Back in 2007, Carney’s debut feature Once disarmed audiences far beyond Ireland, reducing even dragged-along boyfriends and husbands
to sniffling wrecks. Utterly beguiling and charming in the purest sense of the word, it was a romance set to music in which Glen Hansard (as a Grafton Street busker named simply Guy) and Marketa Irglova (as immigrant flower-seller and single mother Girl) stumbled into each other’s lives. And yet, it somehow transcended the romantic comedy mould. As does his new film, Begin Again, which stars Keira Knightley in her first singing role.
“Well, outside of chick lit, couples don’t just walk off into the sunset together – not in anything that has ever moved me, anyway,” he explains.
“Look at Wuthering Heights or Anna Karenina or Brief Encounter. Complex, compromised love is far truer to life. Difficult relationships and unfulfilled love are what interest me as a storyteller.”
Once also challenged the blueprint for success, in that it was resolutely unglamorous, featured no big stars and was completed on a sub-shoestring budget of just €140,000. “Early copies were passed around almost under the table in Hollywood, with baffled studio guys saying, ‘This was insultingly cheap to make and no-one you’ve ever heard of is in it, yet somehow it still works.’ At the end of the day, I have, and always will have, an Irish peasant mentality when it comes to film-making.”
The film’s audience grew largely through word-of-mouth. It even snagged an Oscar (best song for the keening love duet Falling Slowly). Then, to Carney’s initial puzzlement, came the out-of-the-blue suggestion it be adapted into a stage production.

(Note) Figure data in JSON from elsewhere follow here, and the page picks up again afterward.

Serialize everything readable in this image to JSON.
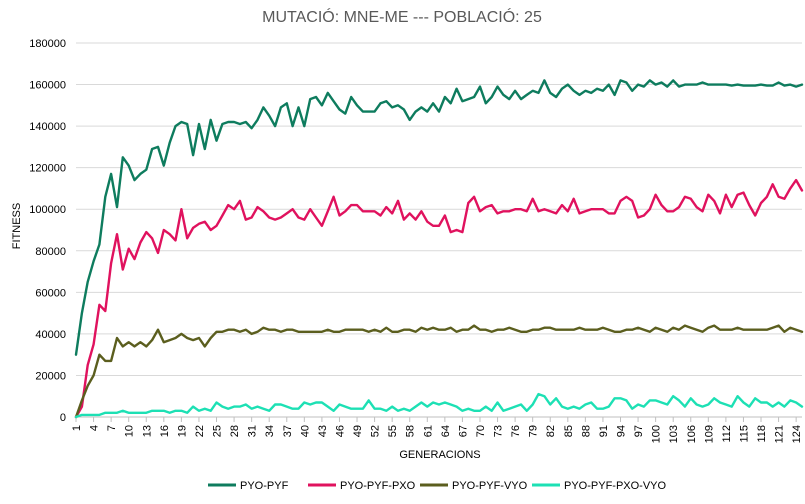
{
  "chart_data": {
    "type": "line",
    "title": "MUTACIÓ: MNE-ME  ---  POBLACIÓ: 25",
    "xlabel": "GENERACIONS",
    "ylabel": "FITNESS",
    "ylim": [
      0,
      180000
    ],
    "yticks": [
      0,
      20000,
      40000,
      60000,
      80000,
      100000,
      120000,
      140000,
      160000,
      180000
    ],
    "ytick_labels": [
      "0",
      "20000",
      "40000",
      "60000",
      "80000",
      "100000",
      "120000",
      "140000",
      "160000",
      "180000"
    ],
    "xlim": [
      1,
      125
    ],
    "xticks": [
      1,
      4,
      7,
      10,
      13,
      16,
      19,
      22,
      25,
      28,
      31,
      34,
      37,
      40,
      43,
      46,
      49,
      52,
      55,
      58,
      61,
      64,
      67,
      70,
      73,
      76,
      79,
      82,
      85,
      88,
      91,
      94,
      97,
      100,
      103,
      106,
      109,
      112,
      115,
      118,
      121,
      124
    ],
    "grid": true,
    "legend_position": "bottom",
    "series": [
      {
        "name": "PYO-PYF",
        "color": "#0e7c5e",
        "x": [
          1,
          2,
          3,
          4,
          5,
          6,
          7,
          8,
          9,
          10,
          11,
          12,
          13,
          14,
          15,
          16,
          17,
          18,
          19,
          20,
          21,
          22,
          23,
          24,
          25,
          26,
          27,
          28,
          29,
          30,
          31,
          32,
          33,
          34,
          35,
          36,
          37,
          38,
          39,
          40,
          41,
          42,
          43,
          44,
          45,
          46,
          47,
          48,
          49,
          50,
          51,
          52,
          53,
          54,
          55,
          56,
          57,
          58,
          59,
          60,
          61,
          62,
          63,
          64,
          65,
          66,
          67,
          68,
          69,
          70,
          71,
          72,
          73,
          74,
          75,
          76,
          77,
          78,
          79,
          80,
          81,
          82,
          83,
          84,
          85,
          86,
          87,
          88,
          89,
          90,
          91,
          92,
          93,
          94,
          95,
          96,
          97,
          98,
          99,
          100,
          101,
          102,
          103,
          104,
          105,
          106,
          107,
          108,
          109,
          110,
          111,
          112,
          113,
          114,
          115,
          116,
          117,
          118,
          119,
          120,
          121,
          122,
          123,
          124,
          125
        ],
        "values": [
          30000,
          50000,
          65000,
          75000,
          83000,
          106000,
          117000,
          101000,
          125000,
          121000,
          114000,
          117000,
          119000,
          129000,
          130000,
          121000,
          132000,
          140000,
          142000,
          141000,
          126000,
          141000,
          129000,
          143000,
          133000,
          141000,
          142000,
          142000,
          141000,
          142000,
          139000,
          143000,
          149000,
          145000,
          140000,
          149000,
          151000,
          140000,
          149000,
          140000,
          153000,
          154000,
          150000,
          156000,
          152000,
          148000,
          146000,
          154000,
          150000,
          147000,
          147000,
          147000,
          151000,
          152000,
          149000,
          150000,
          148000,
          143000,
          147000,
          149000,
          147000,
          151000,
          147000,
          154000,
          151000,
          158000,
          152000,
          153000,
          154000,
          159000,
          151000,
          154000,
          159000,
          155000,
          153000,
          157000,
          153000,
          155000,
          157000,
          156000,
          162000,
          156000,
          154000,
          158000,
          160000,
          157000,
          155000,
          157000,
          156000,
          158000,
          157000,
          160000,
          155000,
          162000,
          161000,
          157000,
          160000,
          159000,
          162000,
          160000,
          161000,
          159000,
          162000,
          159000,
          160000,
          160000,
          160000,
          161000,
          160000,
          160000,
          160000,
          160000,
          159500,
          160000,
          159500,
          159500,
          159500,
          160000,
          159500,
          159500,
          161000,
          159500,
          160000,
          159000,
          160000
        ]
      },
      {
        "name": "PYO-PYF-PXO",
        "color": "#e0125e",
        "x": [
          1,
          2,
          3,
          4,
          5,
          6,
          7,
          8,
          9,
          10,
          11,
          12,
          13,
          14,
          15,
          16,
          17,
          18,
          19,
          20,
          21,
          22,
          23,
          24,
          25,
          26,
          27,
          28,
          29,
          30,
          31,
          32,
          33,
          34,
          35,
          36,
          37,
          38,
          39,
          40,
          41,
          42,
          43,
          44,
          45,
          46,
          47,
          48,
          49,
          50,
          51,
          52,
          53,
          54,
          55,
          56,
          57,
          58,
          59,
          60,
          61,
          62,
          63,
          64,
          65,
          66,
          67,
          68,
          69,
          70,
          71,
          72,
          73,
          74,
          75,
          76,
          77,
          78,
          79,
          80,
          81,
          82,
          83,
          84,
          85,
          86,
          87,
          88,
          89,
          90,
          91,
          92,
          93,
          94,
          95,
          96,
          97,
          98,
          99,
          100,
          101,
          102,
          103,
          104,
          105,
          106,
          107,
          108,
          109,
          110,
          111,
          112,
          113,
          114,
          115,
          116,
          117,
          118,
          119,
          120,
          121,
          122,
          123,
          124,
          125
        ],
        "values": [
          0,
          5000,
          25000,
          35000,
          54000,
          51000,
          74000,
          88000,
          71000,
          81000,
          76000,
          84000,
          89000,
          86000,
          79000,
          90000,
          88000,
          85000,
          100000,
          86000,
          91000,
          93000,
          94000,
          90000,
          92000,
          97000,
          102000,
          100000,
          104000,
          95000,
          96000,
          101000,
          99000,
          96000,
          95000,
          96000,
          98000,
          100000,
          96000,
          95000,
          100000,
          96000,
          92000,
          99000,
          106000,
          97000,
          99000,
          102000,
          102000,
          99000,
          99000,
          99000,
          97000,
          101000,
          98000,
          104000,
          95000,
          98000,
          95000,
          99000,
          94000,
          92000,
          92000,
          97000,
          89000,
          90000,
          89000,
          103000,
          106000,
          99000,
          101000,
          102000,
          98000,
          99000,
          99000,
          100000,
          100000,
          99000,
          105000,
          99000,
          100000,
          99000,
          98000,
          102000,
          99000,
          105000,
          98000,
          99000,
          100000,
          100000,
          100000,
          98000,
          98000,
          104000,
          106000,
          104000,
          96000,
          97000,
          100000,
          107000,
          102000,
          99000,
          99000,
          101000,
          106000,
          105000,
          101000,
          99000,
          107000,
          104000,
          98000,
          107000,
          101000,
          107000,
          108000,
          102000,
          97000,
          103000,
          106000,
          112000,
          106000,
          105000,
          110000,
          114000,
          109000
        ]
      },
      {
        "name": "PYO-PYF-VYO",
        "color": "#5b5e1e",
        "x": [
          1,
          2,
          3,
          4,
          5,
          6,
          7,
          8,
          9,
          10,
          11,
          12,
          13,
          14,
          15,
          16,
          17,
          18,
          19,
          20,
          21,
          22,
          23,
          24,
          25,
          26,
          27,
          28,
          29,
          30,
          31,
          32,
          33,
          34,
          35,
          36,
          37,
          38,
          39,
          40,
          41,
          42,
          43,
          44,
          45,
          46,
          47,
          48,
          49,
          50,
          51,
          52,
          53,
          54,
          55,
          56,
          57,
          58,
          59,
          60,
          61,
          62,
          63,
          64,
          65,
          66,
          67,
          68,
          69,
          70,
          71,
          72,
          73,
          74,
          75,
          76,
          77,
          78,
          79,
          80,
          81,
          82,
          83,
          84,
          85,
          86,
          87,
          88,
          89,
          90,
          91,
          92,
          93,
          94,
          95,
          96,
          97,
          98,
          99,
          100,
          101,
          102,
          103,
          104,
          105,
          106,
          107,
          108,
          109,
          110,
          111,
          112,
          113,
          114,
          115,
          116,
          117,
          118,
          119,
          120,
          121,
          122,
          123,
          124,
          125
        ],
        "values": [
          0,
          8000,
          15000,
          20000,
          30000,
          27000,
          27000,
          38000,
          34000,
          36000,
          34000,
          36000,
          34000,
          37000,
          42000,
          36000,
          37000,
          38000,
          40000,
          38000,
          37000,
          38000,
          34000,
          38000,
          41000,
          41000,
          42000,
          42000,
          41000,
          42000,
          40000,
          41000,
          43000,
          42000,
          42000,
          41000,
          42000,
          42000,
          41000,
          41000,
          41000,
          41000,
          41000,
          42000,
          41000,
          41000,
          42000,
          42000,
          42000,
          42000,
          41000,
          42000,
          41000,
          43000,
          41000,
          41000,
          42000,
          42000,
          41000,
          43000,
          42000,
          43000,
          42000,
          42000,
          43000,
          41000,
          42000,
          42000,
          44000,
          42000,
          42000,
          41000,
          42000,
          42000,
          43000,
          42000,
          41000,
          41000,
          42000,
          42000,
          43000,
          43000,
          42000,
          42000,
          42000,
          42000,
          43000,
          42000,
          42000,
          42000,
          43000,
          42000,
          41000,
          41000,
          42000,
          42000,
          43000,
          42000,
          41000,
          43000,
          42000,
          41000,
          43000,
          42000,
          44000,
          43000,
          42000,
          41000,
          43000,
          44000,
          42000,
          42000,
          42000,
          43000,
          42000,
          42000,
          42000,
          42000,
          42000,
          43000,
          44000,
          41000,
          43000,
          42000,
          41000
        ]
      },
      {
        "name": "PYO-PYF-PXO-VYO",
        "color": "#1de0b4",
        "x": [
          1,
          2,
          3,
          4,
          5,
          6,
          7,
          8,
          9,
          10,
          11,
          12,
          13,
          14,
          15,
          16,
          17,
          18,
          19,
          20,
          21,
          22,
          23,
          24,
          25,
          26,
          27,
          28,
          29,
          30,
          31,
          32,
          33,
          34,
          35,
          36,
          37,
          38,
          39,
          40,
          41,
          42,
          43,
          44,
          45,
          46,
          47,
          48,
          49,
          50,
          51,
          52,
          53,
          54,
          55,
          56,
          57,
          58,
          59,
          60,
          61,
          62,
          63,
          64,
          65,
          66,
          67,
          68,
          69,
          70,
          71,
          72,
          73,
          74,
          75,
          76,
          77,
          78,
          79,
          80,
          81,
          82,
          83,
          84,
          85,
          86,
          87,
          88,
          89,
          90,
          91,
          92,
          93,
          94,
          95,
          96,
          97,
          98,
          99,
          100,
          101,
          102,
          103,
          104,
          105,
          106,
          107,
          108,
          109,
          110,
          111,
          112,
          113,
          114,
          115,
          116,
          117,
          118,
          119,
          120,
          121,
          122,
          123,
          124,
          125
        ],
        "values": [
          0,
          1000,
          1000,
          1000,
          1000,
          2000,
          2000,
          2000,
          3000,
          2000,
          2000,
          2000,
          2000,
          3000,
          3000,
          3000,
          2000,
          3000,
          3000,
          2000,
          5000,
          3000,
          4000,
          3000,
          7000,
          5000,
          4000,
          5000,
          5000,
          6000,
          4000,
          5000,
          4000,
          3000,
          6000,
          6000,
          5000,
          4000,
          4000,
          7000,
          6000,
          7000,
          7000,
          5000,
          3000,
          6000,
          5000,
          4000,
          4000,
          4000,
          8000,
          4000,
          4000,
          3000,
          5000,
          3000,
          4000,
          3000,
          5000,
          7000,
          5000,
          7000,
          6000,
          7000,
          6000,
          5000,
          3000,
          4000,
          3000,
          3000,
          5000,
          3000,
          7000,
          3000,
          4000,
          5000,
          6000,
          3000,
          6000,
          11000,
          10000,
          6000,
          9000,
          5000,
          4000,
          5000,
          4000,
          6000,
          7000,
          4000,
          4000,
          5000,
          9000,
          9000,
          8000,
          4000,
          6000,
          5000,
          8000,
          8000,
          7000,
          6000,
          10000,
          8000,
          5000,
          9000,
          6000,
          5000,
          6000,
          9000,
          7000,
          6000,
          5000,
          10000,
          7000,
          5000,
          9000,
          7000,
          7000,
          5000,
          7000,
          5000,
          8000,
          7000,
          5000
        ]
      }
    ]
  }
}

The musical won a whopping eight Tony Awards in 2012, two Olivier Awards this year and is still running both on Broadway and in the West End. “It’s become a bit of a must-see for anyone with Irish blood in them, of which fortunately there are many,” he says wryly.
All of which must surely have made him a rich man? “Spiritually rich, yes. But you’re right, I’m no longer in urgent financial need.” Asked if this has taken some adjusting to, Carney chuckles softly: “Oh, it’s always easy for an Irish man to have a few coins in his pocket, trust me. But the main thing about success is that it has afforded me time. I’ve been able to make considered decisions about work, not ones based solely on how to pay my bills. That I know is a luxury.”

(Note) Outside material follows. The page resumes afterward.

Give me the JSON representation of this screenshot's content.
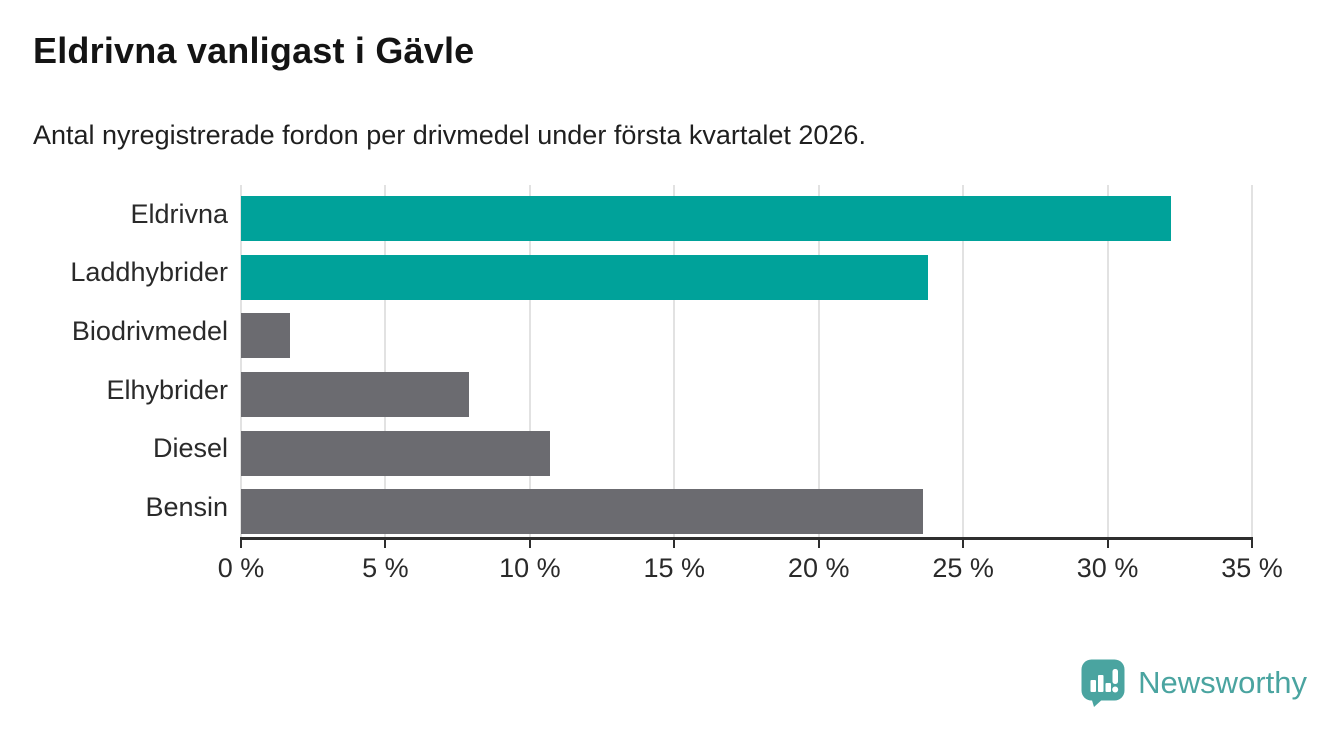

The result is Begin Again (released in cinemas on 11 July), another tale of ill-starred love set to music, but with New York and not Dublin as its location. College sweethearts and songwriting partners Gretta (Keira Knightley) and Dave (Maroon 5’s Adam Levine) are catapulted to Manhattan when he lands a recording deal, where she strays into the path of down-on-his- luck label executive Dan (Mark Ruffalo). It’s a mutually transformative relationship with a solidly Carney-esque, rather than conventionally Hollywood, ending. In that sense, Begin Again is the bigger, more costly American cousin to Once.
Carney says he turned down may offers before choosing to make his first American movie. “Looking back, I probably had a nervous breakdown out of shock when Once was so well received. Even the most cynical, hard-assed industry types were genuinely moved by it. I knew that reaction was unrepeatable and therein lay the dilemma. I was left biting my fingernails, wondering constantly, ‘What should I do next?’” Because Once is so revered, he fears that Begin Again may meet a backlash: “Oh, you know, ‘That was so pure and beautiful but this is Keira and America and clearly he’s sold out…’”

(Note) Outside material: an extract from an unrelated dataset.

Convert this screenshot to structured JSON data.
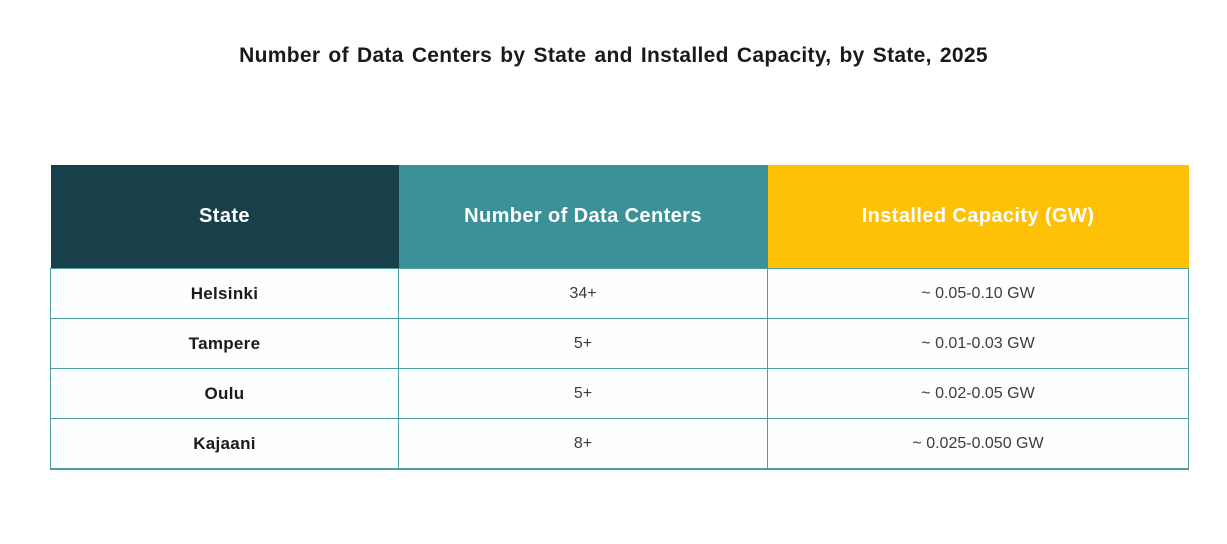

Whatever the reaction, he says he will always want to work with cameras and actors – and as cheaply as possible. Current projects include a film set in a Christian Brothers school in Dublin in the 1980s (based loosely on his own child- hood, it will feature songs by Bono and The Edge) and a psychological thriller, adapted from the MR James story Casting the Runes. And there’s the series he’s developing for American TV. Is a permanent move to Hollywood on the cards? “What I’ve discovered is that you lose currency by being there all the time,” he smiles. “The second you leave, they want you. But when they’ve got you, it’s like they’re suddenly bored and stop returning your calls. Best, I think, to preserve a hint of the exotic.”